Automakers are starting to act like tech firms, as cars increasingly resemble digital devices—and that will save them billions a year. Automakers could save $35 billion by 2022 with Over-the-air software updates, but ruin auto dealerships, after-market parts and tuning companies and under-the-hood tinkerers in the process.
An IHS study predicts that over-the-air software (OTA) updates, which allow automakers to wirelessly improve the car’s performance or make repairs, will save automakers $2.7 billion this year and $35 billion by 2022.
Most of the updates will be to telematics and infotainment systems
Over-the-air software updates will help reduce warranty costs, possibly increase completion rates for software-related recalls, and add features to infotainment systems over a vehicle’s lifetime—all of which should improve customer satisfaction. Another benefit is proper maintenance also improves a car’s resale value.
A Brief History Of Over-the-Air Updates
For automakers that use the OTA strategically, it has the potential to not only save money, but to add value. Tesla wirelessly upgraded the software in the Model S to add a number of features, including a location-based air suspension, traffic-based navigation, a calendar that syncs with a driver’s smartphone, remote start, power management, and the ability to “name” your car.
Two Types Of Over-the-Air Updates
There are several kinds of OTA updates, some more complex than others. Over-the-air updates are being adopted at different rates accordingly. There are the over-the-air software updates to infotainment systems and to telematics. The software programs for infotainment systems are relatively small in total memory and there are limited associated safety issues, making this the easiest segment to implement.

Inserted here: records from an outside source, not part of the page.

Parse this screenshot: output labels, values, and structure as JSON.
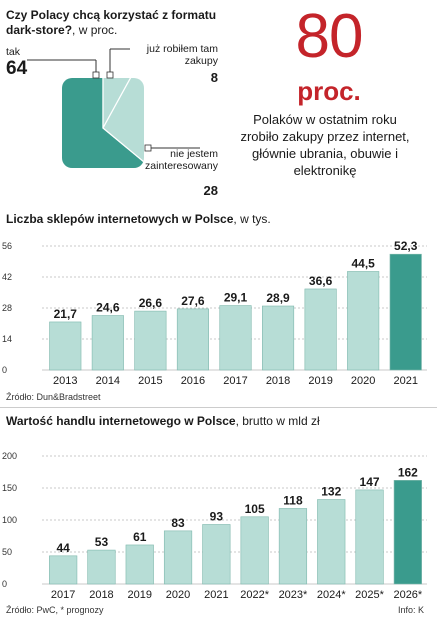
{
  "pie": {
    "title": "Czy Polacy chcą korzystać z formatu dark-store?",
    "subtitle": ", w proc.",
    "chart_data": {
      "type": "pie",
      "categories": [
        "tak",
        "już robiłem tam zakupy",
        "nie jestem zainteresowany"
      ],
      "values": [
        64,
        8,
        28
      ],
      "colors": [
        "#3a9b8d",
        "#b7ddd6",
        "#b7ddd6"
      ]
    },
    "labels": {
      "yes": {
        "name": "tak",
        "value": "64"
      },
      "done": {
        "name": "już robiłem tam zakupy",
        "value": "8"
      },
      "no": {
        "name": "nie jestem zainteresowany",
        "value": "28"
      }
    }
  },
  "highlight": {
    "number": "80",
    "unit": "proc.",
    "text": "Polaków w ostatnim roku zrobiło zakupy przez internet, głównie ubrania, obuwie i elektronikę"
  },
  "shops": {
    "title_bold": "Liczba sklepów internetowych w Polsce",
    "title_rest": ", w tys.",
    "source": "Źródło: Dun&Bradstreet",
    "chart_data": {
      "type": "bar",
      "categories": [
        "2013",
        "2014",
        "2015",
        "2016",
        "2017",
        "2018",
        "2019",
        "2020",
        "2021"
      ],
      "values": [
        21.7,
        24.6,
        26.6,
        27.6,
        29.1,
        28.9,
        36.6,
        44.5,
        52.3
      ],
      "value_labels": [
        "21,7",
        "24,6",
        "26,6",
        "27,6",
        "29,1",
        "28,9",
        "36,6",
        "44,5",
        "52,3"
      ],
      "ylim": [
        0,
        56
      ],
      "yticks": [
        0,
        14,
        28,
        42,
        56
      ],
      "highlight_index": 8,
      "grid": true,
      "colors": {
        "bar": "#b7ddd6",
        "highlight": "#3a9b8d"
      }
    }
  },
  "trade": {
    "title_bold": "Wartość handlu internetowego w Polsce",
    "title_rest": ", brutto w mld zł",
    "source": "Źródło: PwC, * prognozy",
    "credit": "Info: K",
    "chart_data": {
      "type": "bar",
      "categories": [
        "2017",
        "2018",
        "2019",
        "2020",
        "2021",
        "2022*",
        "2023*",
        "2024*",
        "2025*",
        "2026*"
      ],
      "values": [
        44,
        53,
        61,
        83,
        93,
        105,
        118,
        132,
        147,
        162
      ],
      "value_labels": [
        "44",
        "53",
        "61",
        "83",
        "93",
        "105",
        "118",
        "132",
        "147",
        "162"
      ],
      "ylim": [
        0,
        200
      ],
      "yticks": [
        0,
        50,
        100,
        150,
        200
      ],
      "highlight_index": 9,
      "grid": true,
      "colors": {
        "bar": "#b7ddd6",
        "highlight": "#3a9b8d"
      }
    }
  }
}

Over-the-air software updates to telematics systems, however, are more difficult. They face the challenge of making software compatible with internal combustion engines. There are about 70 different computers in every modern car; each has software to managed.
Then, there are the security concerns. The recent hacking of a Jeep Cherokee through its telematics system has highlighted security vulnerabilities as cars add more digital technology. However, auto experts say OTAs are the best way to minimize breaches because vulnerabilities can be repaired quickly. For these reasons telematics software updates done over the air will grow at a much slower rate than software fixes.
By 2022, IHS estimates 160 million vehicles globally will have the capability to upgrade their telematics systems over the air, up from 14.5 million in 2015. Over-the-air infotainment system upgrades will be available in 96.4 million vehicles by 2022, up from about 200,000 in 2015.
Over-the-Air Updates Not Pleasing Everyone
Not everyone is happy with this development though. The move to over-the air updates could fundamentally alter the relationship between dealerships, drivers, and automakers.
Challenges lie ahead for dealers’ service revenue. Dealerships could gradually see their business models upended over the next decade as over-the-air updates become commonplace, thus cutting into dealers’ revenue streams. Up to half of warranty repair issues and recalls are correctable through OTAs, robbing dealers of that revenue.
One dealer put it succinctly. “When it’s daylight savings time and the clock changes, I have customers lining up out the door!” That revenue will disappear for dealers with over-the-air updates.
It’s not in carmakers’ interest to annoy the dealer, but it looks as though a showdown is coming between the automakers and the dealers with over-the-air maintenance.
Automakers are taking aim at Gear Heads with over-the-air software updates. You may think you own your car, but tinkering with its software might violate the manufacturer’s copyright. At least that’s what automakers are asserting to the U.S. Copyright Office. They’re referring to the Digital Millennium Copyright Act (DMCA) of 1998 to protect the investment they’ve made in telematics software. Their argument is that a car buyer merely licenses that software code from the automaker and cannot break the security measures walling it off without violating copyright law. Giving car owners freedom to change the code would devalue their intellectual property, in their eyes. This claim could end the American pastime of tinkering under the hood.
Tinkerers, aftermarket repair shops and copyright activists are lobbying for an exemption to the Digital Millennium Copyright Act (DMCA) of 1998 to guarantee car owners the right to alter the software in their vehicles.
The argument that letting people fiddle with their cars compromises copyright laws goes against history: Since the Model T, gear heads have switched out tires and suspension systems, adding turbochargers and other performance boosters. Carmakers have never complained about these “mods” in the past, and in any case there wasn’t much they could do. The rise of new copyright laws, however, has given them additional leverage and they are exercising it.
The Electronic Frontier Foundation argues that automakers are engaging in “copyright creep.” Aftermarket parts-and-tuning is a $35 billion industry, according to Derive Systems, a car-software company that opposes the auto companies on software tinkering. Derive estimates that 60% or more of aftermarket mods require software tuning. In a world in which every device may someday include software, it is essential to preserve the right to tinker.